Building Safety Bill Becomes Law
The Building Safety Bill this week received Royal Assent and passed into law – although it won’t come into force for two months. The conclusion of the bill process sees confirmation about the level of funding available for the remediation of unsafe cladding in medium-rise buildings (11-18 metres high) in England.
Following a robust campaign by the NRLA, the UK Government reversed its original suggestion to completely exclude leaseholder landlords from plans for developers to cover the cost of cladding remediation in medium-rise blocks.
Under the new legislation, owners of up to three properties in the UK will qualify for the protections. This includes all properties, not just those which require remediation – for example, an owner-occupied principal home plus two let properties.
However, landlords with larger portfolios will be excluded from the protections unless the affected property is their primary residence, despite widespread support across the political spectrum for provisions to be extended.
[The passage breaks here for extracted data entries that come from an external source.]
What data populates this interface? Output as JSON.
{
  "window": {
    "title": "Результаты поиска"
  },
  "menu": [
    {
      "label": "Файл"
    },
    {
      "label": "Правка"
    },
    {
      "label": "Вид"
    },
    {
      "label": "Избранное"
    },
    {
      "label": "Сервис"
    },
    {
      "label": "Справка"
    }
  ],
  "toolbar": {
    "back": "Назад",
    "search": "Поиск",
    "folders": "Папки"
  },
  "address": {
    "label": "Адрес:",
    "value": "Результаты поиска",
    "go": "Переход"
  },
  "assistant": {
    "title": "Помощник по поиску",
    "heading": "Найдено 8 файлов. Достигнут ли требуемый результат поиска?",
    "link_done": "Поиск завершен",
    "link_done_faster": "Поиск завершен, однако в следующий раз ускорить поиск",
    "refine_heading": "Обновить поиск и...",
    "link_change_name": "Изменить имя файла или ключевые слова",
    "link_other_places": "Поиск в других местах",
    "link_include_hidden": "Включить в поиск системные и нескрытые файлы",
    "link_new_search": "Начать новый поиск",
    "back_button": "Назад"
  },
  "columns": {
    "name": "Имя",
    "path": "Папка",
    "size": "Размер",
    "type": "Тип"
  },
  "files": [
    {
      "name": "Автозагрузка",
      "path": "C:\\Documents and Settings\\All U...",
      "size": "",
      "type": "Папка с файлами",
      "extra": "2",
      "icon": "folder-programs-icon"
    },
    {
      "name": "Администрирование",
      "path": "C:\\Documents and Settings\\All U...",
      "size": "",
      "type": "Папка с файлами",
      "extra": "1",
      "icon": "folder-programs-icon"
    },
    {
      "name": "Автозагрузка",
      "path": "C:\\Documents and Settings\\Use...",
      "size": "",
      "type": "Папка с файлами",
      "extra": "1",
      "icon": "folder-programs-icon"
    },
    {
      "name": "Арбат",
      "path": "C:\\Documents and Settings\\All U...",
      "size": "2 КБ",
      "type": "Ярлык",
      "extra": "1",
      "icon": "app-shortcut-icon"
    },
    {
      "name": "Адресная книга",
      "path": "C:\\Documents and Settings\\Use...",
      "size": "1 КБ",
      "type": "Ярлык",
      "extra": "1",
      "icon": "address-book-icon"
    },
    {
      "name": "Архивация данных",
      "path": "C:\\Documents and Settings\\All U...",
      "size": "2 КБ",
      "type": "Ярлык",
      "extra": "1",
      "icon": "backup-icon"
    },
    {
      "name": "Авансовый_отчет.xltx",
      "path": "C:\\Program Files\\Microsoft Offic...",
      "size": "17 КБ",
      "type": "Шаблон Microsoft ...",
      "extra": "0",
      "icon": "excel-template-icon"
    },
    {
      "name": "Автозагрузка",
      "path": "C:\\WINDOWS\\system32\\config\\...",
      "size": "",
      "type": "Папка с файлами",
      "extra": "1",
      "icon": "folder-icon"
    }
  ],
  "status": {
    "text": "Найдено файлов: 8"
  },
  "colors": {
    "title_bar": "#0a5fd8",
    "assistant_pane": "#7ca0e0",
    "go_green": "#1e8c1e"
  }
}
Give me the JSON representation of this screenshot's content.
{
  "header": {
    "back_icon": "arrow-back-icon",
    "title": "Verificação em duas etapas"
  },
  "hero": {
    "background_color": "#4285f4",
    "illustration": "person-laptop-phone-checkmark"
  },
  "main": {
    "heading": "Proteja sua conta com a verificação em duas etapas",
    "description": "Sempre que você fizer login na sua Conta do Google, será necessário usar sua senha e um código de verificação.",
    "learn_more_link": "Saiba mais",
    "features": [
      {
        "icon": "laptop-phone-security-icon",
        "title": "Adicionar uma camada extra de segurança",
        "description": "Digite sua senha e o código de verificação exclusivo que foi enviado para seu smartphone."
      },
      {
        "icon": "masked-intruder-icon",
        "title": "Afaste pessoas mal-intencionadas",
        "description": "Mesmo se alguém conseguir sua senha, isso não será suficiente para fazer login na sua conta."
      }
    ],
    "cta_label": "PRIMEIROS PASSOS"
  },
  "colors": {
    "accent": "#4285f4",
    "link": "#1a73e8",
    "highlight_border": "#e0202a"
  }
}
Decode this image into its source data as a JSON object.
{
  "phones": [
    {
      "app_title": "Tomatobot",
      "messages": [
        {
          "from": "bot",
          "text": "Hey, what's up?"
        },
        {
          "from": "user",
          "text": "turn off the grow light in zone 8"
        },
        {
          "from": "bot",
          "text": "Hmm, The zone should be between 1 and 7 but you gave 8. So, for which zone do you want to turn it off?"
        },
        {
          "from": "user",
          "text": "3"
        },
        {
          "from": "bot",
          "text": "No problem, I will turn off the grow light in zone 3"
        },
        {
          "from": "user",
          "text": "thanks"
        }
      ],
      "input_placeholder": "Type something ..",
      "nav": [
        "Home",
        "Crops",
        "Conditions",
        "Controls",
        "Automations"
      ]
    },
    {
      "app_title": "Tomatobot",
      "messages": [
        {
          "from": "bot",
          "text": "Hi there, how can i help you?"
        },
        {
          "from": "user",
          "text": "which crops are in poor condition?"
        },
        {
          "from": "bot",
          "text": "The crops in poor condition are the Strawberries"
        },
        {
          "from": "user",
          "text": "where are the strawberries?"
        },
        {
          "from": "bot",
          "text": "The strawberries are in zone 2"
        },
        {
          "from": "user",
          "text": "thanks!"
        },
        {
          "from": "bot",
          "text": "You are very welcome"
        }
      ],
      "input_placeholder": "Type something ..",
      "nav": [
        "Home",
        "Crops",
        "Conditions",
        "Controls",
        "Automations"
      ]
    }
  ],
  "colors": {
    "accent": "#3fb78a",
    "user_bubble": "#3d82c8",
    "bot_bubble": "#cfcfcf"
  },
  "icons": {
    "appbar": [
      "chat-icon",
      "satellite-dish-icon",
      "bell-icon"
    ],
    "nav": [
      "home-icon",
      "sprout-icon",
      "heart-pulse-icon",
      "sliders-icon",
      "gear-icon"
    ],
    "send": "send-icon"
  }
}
The NRLA has continued to highlight the risks of treating landlords differently from other leaseholders and the impact this will have on all owners if works are delayed.
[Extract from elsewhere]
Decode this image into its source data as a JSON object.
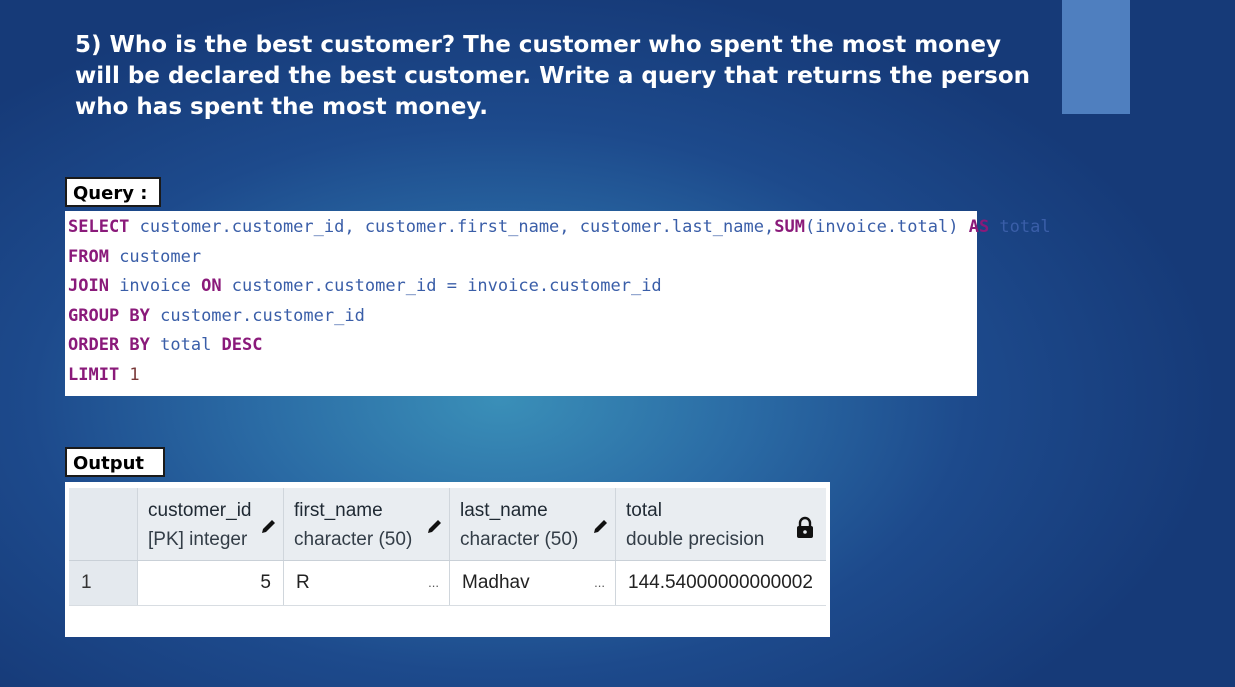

For non-cladding remediation, developers and then building owners will be expected to cover these costs where possible. Building owners will be legally required to prove there are no other sources for funding before passing any costs onto leaseholders.
Building owners will not be able to pass costs onto qualifying leaseholders where they are, or are linked to, the developer or where they have sufficient net wealth.
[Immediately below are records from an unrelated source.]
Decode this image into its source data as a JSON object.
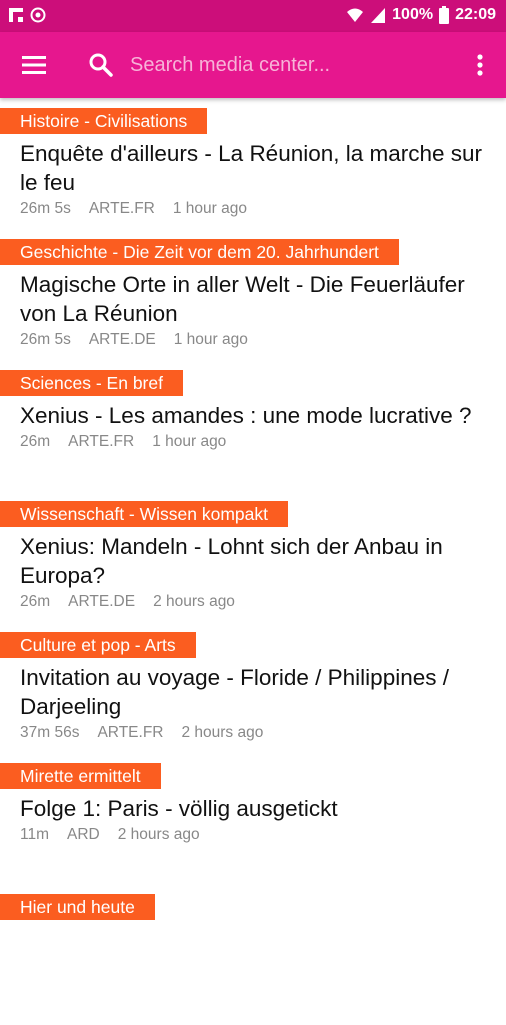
{
  "status_bar": {
    "battery": "100%",
    "time": "22:09",
    "icons": [
      "flipboard-icon",
      "sync-icon",
      "wifi-icon",
      "signal-icon",
      "battery-icon"
    ]
  },
  "app_bar": {
    "search_placeholder": "Search media center...",
    "icons": [
      "menu-icon",
      "search-icon",
      "overflow-menu-icon"
    ],
    "colors": {
      "app_bar": "#e6178e",
      "status_bar": "#cc0e7a",
      "category_badge": "#fb5d20"
    }
  },
  "videos": [
    {
      "category": "Histoire - Civilisations",
      "title": "Enquête d'ailleurs - La Réunion, la marche sur le feu",
      "duration": "26m 5s",
      "source": "ARTE.FR",
      "age": "1 hour ago"
    },
    {
      "category": "Geschichte - Die Zeit vor dem 20. Jahrhundert",
      "title": "Magische Orte in aller Welt - Die Feuerläufer von La Réunion",
      "duration": "26m 5s",
      "source": "ARTE.DE",
      "age": "1 hour ago"
    },
    {
      "category": "Sciences - En bref",
      "title": "Xenius - Les amandes : une mode lucrative ?",
      "duration": "26m",
      "source": "ARTE.FR",
      "age": "1 hour ago"
    },
    {
      "category": "Wissenschaft - Wissen kompakt",
      "title": "Xenius: Mandeln - Lohnt sich der Anbau in Europa?",
      "duration": "26m",
      "source": "ARTE.DE",
      "age": "2 hours ago"
    },
    {
      "category": "Culture et pop - Arts",
      "title": "Invitation au voyage - Floride / Philippines / Darjeeling",
      "duration": "37m 56s",
      "source": "ARTE.FR",
      "age": "2 hours ago"
    },
    {
      "category": "Mirette ermittelt",
      "title": "Folge 1: Paris - völlig ausgetickt",
      "duration": "11m",
      "source": "ARD",
      "age": "2 hours ago"
    },
    {
      "category": "Hier und heute",
      "title": "",
      "duration": "",
      "source": "",
      "age": ""
    }
  ]
}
In the remaining cases, the cost of remediation of non-cladding defects and interim measures, such as waking watches, will be shared between the building owner and leaseholders. Qualifying leaseholders (as outlined above) will be protected by a cap:
- Outside London: no cost for properties valued less than £175,000; £10,000 cap for properties valued £175k-£1m
- Within London: no cost for properties valued less than £325,000; £15,000 cap for properties valued £325k-£1m
- Across England: £50,000 cap for properties valued £1m-£2m; £100,000 cap for properties valued over £2m.
The costs will be spread over 10 years, and any payments for non-cladding defects or interim measures made in the last five years will count towards the cost cap. The building owner will be responsible for any costs above the cap.
There will be no protections for leaseholders in buildings less than 11 metres high, as the Government considers there’s “no systematic fire risk”. Buildings over 18 metres high continue to be covered by the Building Safety Fund.
The Government guidance on the leaseholder protections is available on the GOV.UK website.
The Building Safety Bill is an extensive piece of legislation, addressing issues raised by the Grenfell Tower fire and subsequent inquiry. Other provisions include:
- Requiring building owners to manage building safety risks, including involving residents in decision-making
- Residents have legal obligation to respond to requests for information from accountable person and to ensure their actions don’t create safety risks
- New Building Safety Regulator within the Health and Safety Executive to implement and enforce regulations for residential blocks over 18m high
- National regulator for safety of construction products
- Extension of limitation period for build and refurbishment defects to 30 years.
Implementation of the full scope of the legislation is expected to take 12-18 months.